As for the track it had a good covering of crusher dust, and is high and dry 10 out of 10 for the track surface. But wait till you see the out standing bridges, the men who build the bridges are real tradesmen, just watch out when you approach a couple of the bridges, they had a good lip of about 75mm, if you hit then to hard and fast you could be changing a tire. What was amazing on this section of trail was to see the bridges.
After leaving the Puriri bridge there was not a lot to see.
I just missed out on the Xmas dinner crossing the Hauraki Rail Trail.
The trail came to a sudden end at a country road, but after pulling out my magnifying glass I found the sign. IF I had looked 300m to the south I would have seen the houese of Hikutaia Village.
In the village all I saw was is a pub and a country store and the road directly across from the store is were I had to peddle down to get back on to Hauraki Rail Trail.
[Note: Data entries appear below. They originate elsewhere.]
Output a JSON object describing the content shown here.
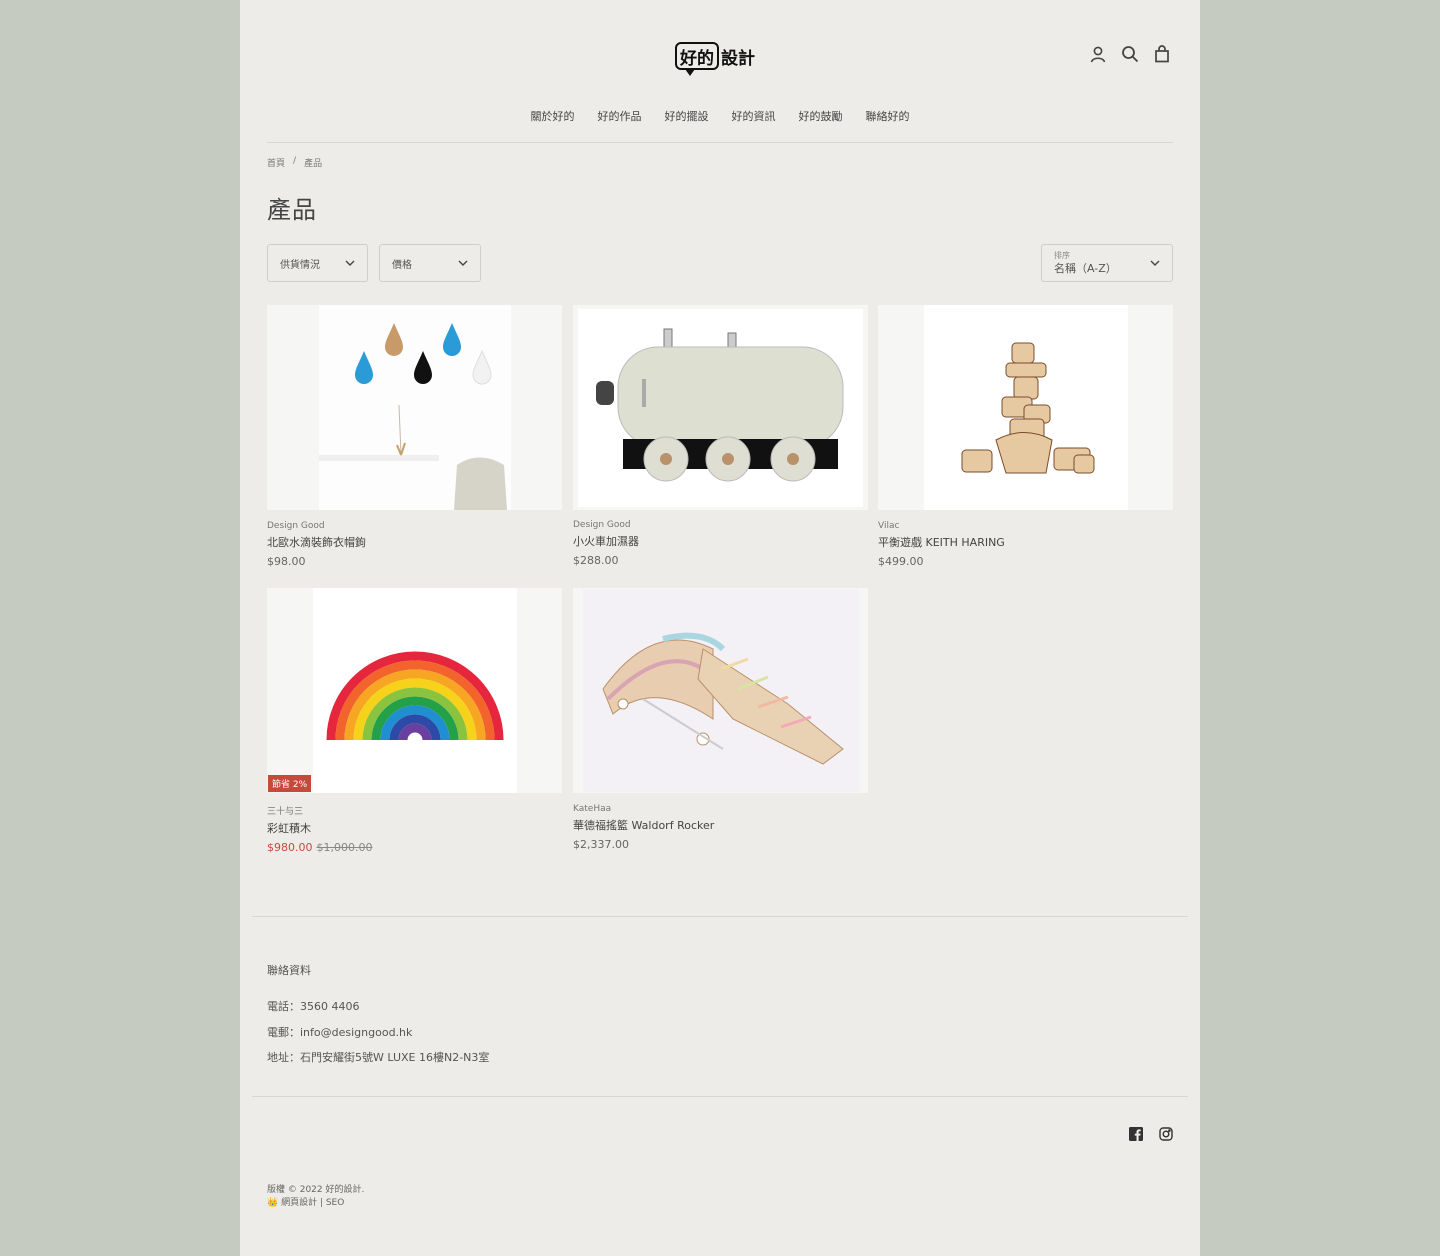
{
  "brand": {
    "logo_bubble": "好的",
    "logo_rest": "設計"
  },
  "header_icons": [
    "account-icon",
    "search-icon",
    "cart-icon"
  ],
  "nav": [
    {
      "label": "關於好的"
    },
    {
      "label": "好的作品"
    },
    {
      "label": "好的擺設"
    },
    {
      "label": "好的資訊"
    },
    {
      "label": "好的鼓勵"
    },
    {
      "label": "聯絡好的"
    }
  ],
  "breadcrumb": {
    "home": "首頁",
    "separator": "/",
    "current": "產品"
  },
  "page_title": "產品",
  "filters": {
    "availability": "供貨情況",
    "price": "價格",
    "sort_label": "排序",
    "sort_value": "名稱（A-Z）"
  },
  "products": [
    {
      "vendor": "Design Good",
      "title": "北歐水滴裝飾衣帽鉤",
      "price": "$98.00"
    },
    {
      "vendor": "Design Good",
      "title": "小火車加濕器",
      "price": "$288.00"
    },
    {
      "vendor": "Vilac",
      "title": "平衡遊戲 KEITH HARING",
      "price": "$499.00"
    },
    {
      "vendor": "三十与三",
      "title": "彩虹積木",
      "price": "$980.00",
      "compare_price": "$1,000.00",
      "badge": "節省 2%"
    },
    {
      "vendor": "KateHaa",
      "title": "華德福搖籃 Waldorf Rocker",
      "price": "$2,337.00"
    }
  ],
  "footer": {
    "contact_title": "聯絡資料",
    "phone": "電話：3560 4406",
    "email": "電郵：info@designgood.hk",
    "address": "地址：石門安耀街5號W LUXE 16樓N2-N3室",
    "copyright": "版權 © 2022 好的設計.",
    "credit": "👑 網頁設計 | SEO"
  },
  "social": [
    "facebook-icon",
    "instagram-icon"
  ],
  "colors": {
    "page_bg": "#edece8",
    "outer_bg": "#c5cbc0",
    "sale": "#c44b3c"
  }
}
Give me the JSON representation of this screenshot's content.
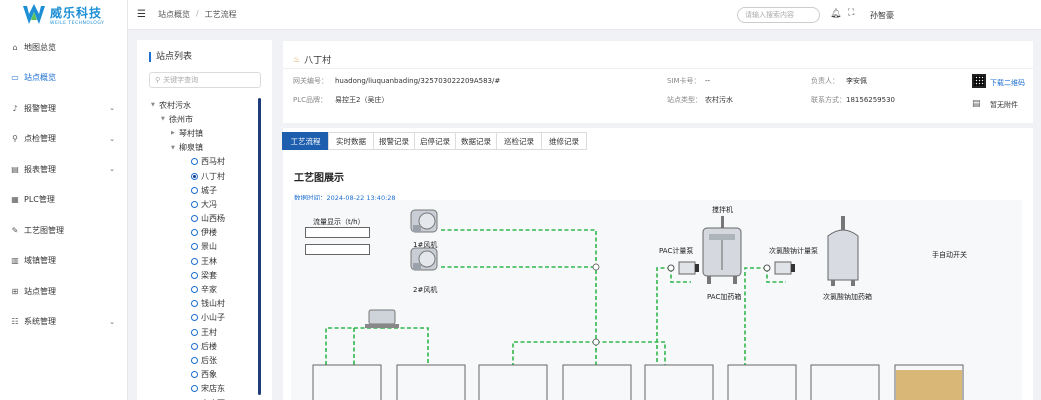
{
  "brand": {
    "cn": "威乐科技",
    "en": "WEILE TECHNOLOGY"
  },
  "sidebar": {
    "items": [
      {
        "label": "地图总览",
        "icon": "home-icon",
        "has_children": false,
        "active": false
      },
      {
        "label": "站点概览",
        "icon": "monitor-icon",
        "has_children": false,
        "active": true
      },
      {
        "label": "报警管理",
        "icon": "bell-icon",
        "has_children": true,
        "active": false
      },
      {
        "label": "点检管理",
        "icon": "pin-icon",
        "has_children": true,
        "active": false
      },
      {
        "label": "报表管理",
        "icon": "report-icon",
        "has_children": true,
        "active": false
      },
      {
        "label": "PLC管理",
        "icon": "chip-icon",
        "has_children": false,
        "active": false
      },
      {
        "label": "工艺图管理",
        "icon": "edit-icon",
        "has_children": false,
        "active": false
      },
      {
        "label": "域镇管理",
        "icon": "domain-icon",
        "has_children": false,
        "active": false
      },
      {
        "label": "站点管理",
        "icon": "station-icon",
        "has_children": false,
        "active": false
      },
      {
        "label": "系统管理",
        "icon": "settings-icon",
        "has_children": true,
        "active": false
      }
    ]
  },
  "topbar": {
    "breadcrumb": [
      "站点概览",
      "工艺流程"
    ],
    "search_placeholder": "请输入搜索内容",
    "user": "孙智豪"
  },
  "station_list": {
    "title": "站点列表",
    "search_placeholder": "关键字查询",
    "tree": [
      {
        "label": "农村污水",
        "level": 0,
        "type": "group",
        "expanded": true
      },
      {
        "label": "徐州市",
        "level": 1,
        "type": "group",
        "expanded": true
      },
      {
        "label": "琴村镇",
        "level": 2,
        "type": "group",
        "expanded": false
      },
      {
        "label": "柳泉镇",
        "level": 2,
        "type": "group",
        "expanded": true
      },
      {
        "label": "西马村",
        "level": 3,
        "type": "leaf",
        "selected": false
      },
      {
        "label": "八丁村",
        "level": 3,
        "type": "leaf",
        "selected": true
      },
      {
        "label": "城子",
        "level": 3,
        "type": "leaf",
        "selected": false
      },
      {
        "label": "大冯",
        "level": 3,
        "type": "leaf",
        "selected": false
      },
      {
        "label": "山西杨",
        "level": 3,
        "type": "leaf",
        "selected": false
      },
      {
        "label": "伊楼",
        "level": 3,
        "type": "leaf",
        "selected": false
      },
      {
        "label": "景山",
        "level": 3,
        "type": "leaf",
        "selected": false
      },
      {
        "label": "王林",
        "level": 3,
        "type": "leaf",
        "selected": false
      },
      {
        "label": "梁套",
        "level": 3,
        "type": "leaf",
        "selected": false
      },
      {
        "label": "辛家",
        "level": 3,
        "type": "leaf",
        "selected": false
      },
      {
        "label": "钱山村",
        "level": 3,
        "type": "leaf",
        "selected": false
      },
      {
        "label": "小山子",
        "level": 3,
        "type": "leaf",
        "selected": false
      },
      {
        "label": "王村",
        "level": 3,
        "type": "leaf",
        "selected": false
      },
      {
        "label": "后楼",
        "level": 3,
        "type": "leaf",
        "selected": false
      },
      {
        "label": "后张",
        "level": 3,
        "type": "leaf",
        "selected": false
      },
      {
        "label": "西象",
        "level": 3,
        "type": "leaf",
        "selected": false
      },
      {
        "label": "宋店东",
        "level": 3,
        "type": "leaf",
        "selected": false
      },
      {
        "label": "宋店西",
        "level": 3,
        "type": "leaf",
        "selected": false
      }
    ]
  },
  "station_info": {
    "name": "八丁村",
    "gateway_label": "网关编号：",
    "gateway": "huadong/liuquanbading/325703022209A583/#",
    "sim_label": "SIM卡号：",
    "sim": "--",
    "owner_label": "负责人：",
    "owner": "李安佩",
    "plc_label": "PLC品牌：",
    "plc": "易控王2（吴庄）",
    "type_label": "站点类型：",
    "type": "农村污水",
    "phone_label": "联系方式：",
    "phone": "18156259530",
    "qr_label": "下载二维码",
    "attach_label": "暂无附件"
  },
  "tabs": [
    "工艺流程",
    "实时数据",
    "报警记录",
    "启停记录",
    "数据记录",
    "巡检记录",
    "维修记录"
  ],
  "active_tab": "工艺流程",
  "process": {
    "title": "工艺图展示",
    "data_time": "数据时间：2024-08-22 13:40:28",
    "flow_label": "流量显示（t/h）",
    "fan1": "1#风机",
    "fan2": "2#风机",
    "mixer": "搅拌机",
    "pac_pump": "PAC计量泵",
    "pac_tank": "PAC加药箱",
    "naclo_pump": "次氯酸钠计量泵",
    "naclo_tank": "次氯酸钠加药箱",
    "switch": "手自动开关",
    "pipe_color": "#2fb84c"
  }
}
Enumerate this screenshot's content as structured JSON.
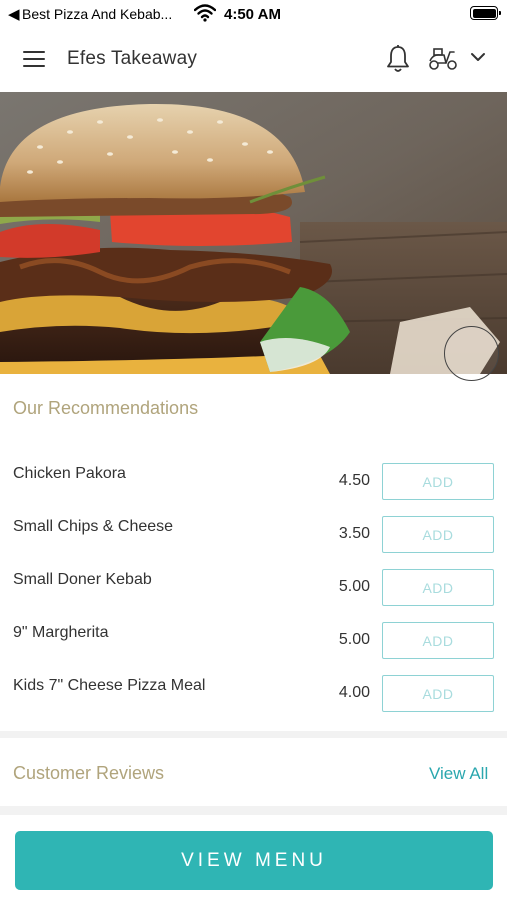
{
  "status_bar": {
    "back_glyph": "◀",
    "app_name": "Best Pizza And Kebab...",
    "time": "4:50 AM",
    "wifi_icon": "wifi-icon",
    "battery_icon": "battery-icon"
  },
  "header": {
    "title": "Efes Takeaway",
    "menu_icon": "hamburger-menu-icon",
    "notification_icon": "bell-icon",
    "delivery_icon": "scooter-icon",
    "dropdown_icon": "chevron-down-icon"
  },
  "hero": {
    "image_subject": "burger",
    "carousel_indicator": "circle"
  },
  "recommendations": {
    "title": "Our Recommendations",
    "add_label": "ADD",
    "items": [
      {
        "name": "Chicken Pakora",
        "price": "4.50"
      },
      {
        "name": "Small Chips & Cheese",
        "price": "3.50"
      },
      {
        "name": "Small Doner Kebab",
        "price": "5.00"
      },
      {
        "name": "9\" Margherita",
        "price": "5.00"
      },
      {
        "name": "Kids 7\" Cheese Pizza Meal",
        "price": "4.00"
      }
    ]
  },
  "reviews": {
    "title": "Customer Reviews",
    "view_all_label": "View All"
  },
  "footer": {
    "view_menu_label": "VIEW MENU"
  },
  "colors": {
    "accent": "#2fb5b4",
    "section_title": "#b0a47c",
    "link": "#2aa7ae",
    "add_border": "#8ed2d4"
  }
}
After 50 minutes on a hard saddle it was time for a little walk and a hot coffee.
12km to go, The sign pointed up the road so off I go.
The Hauraki Rail Trail sign was hidden on the other side of a bridge and there was the pathetic little sign on the right hand side of the road,
The next 45 minutes into Paeroa was very boring, the same old same old, grass, cows and more grass. and to top it off it started to rain.
and out here on the Hauraki plain you are very exposed to the bitterly cold winds and driving rain
I arrived in Paeroa at 1210h and again I could not see a sign to show the way, so I peddled about 50Mt up to a street to my right, then I saw a white cycle painted on the road.
The next question was? is it for the Hauraki Rail Trail, or is it a cycle lane for the school kids?
At 1220h I was in my warm house truck having a hot lunch and getting ready for the last leg of the Hauraki Rail Trail to Waikino Railway Station. Now I just have to wait for the rain to stop.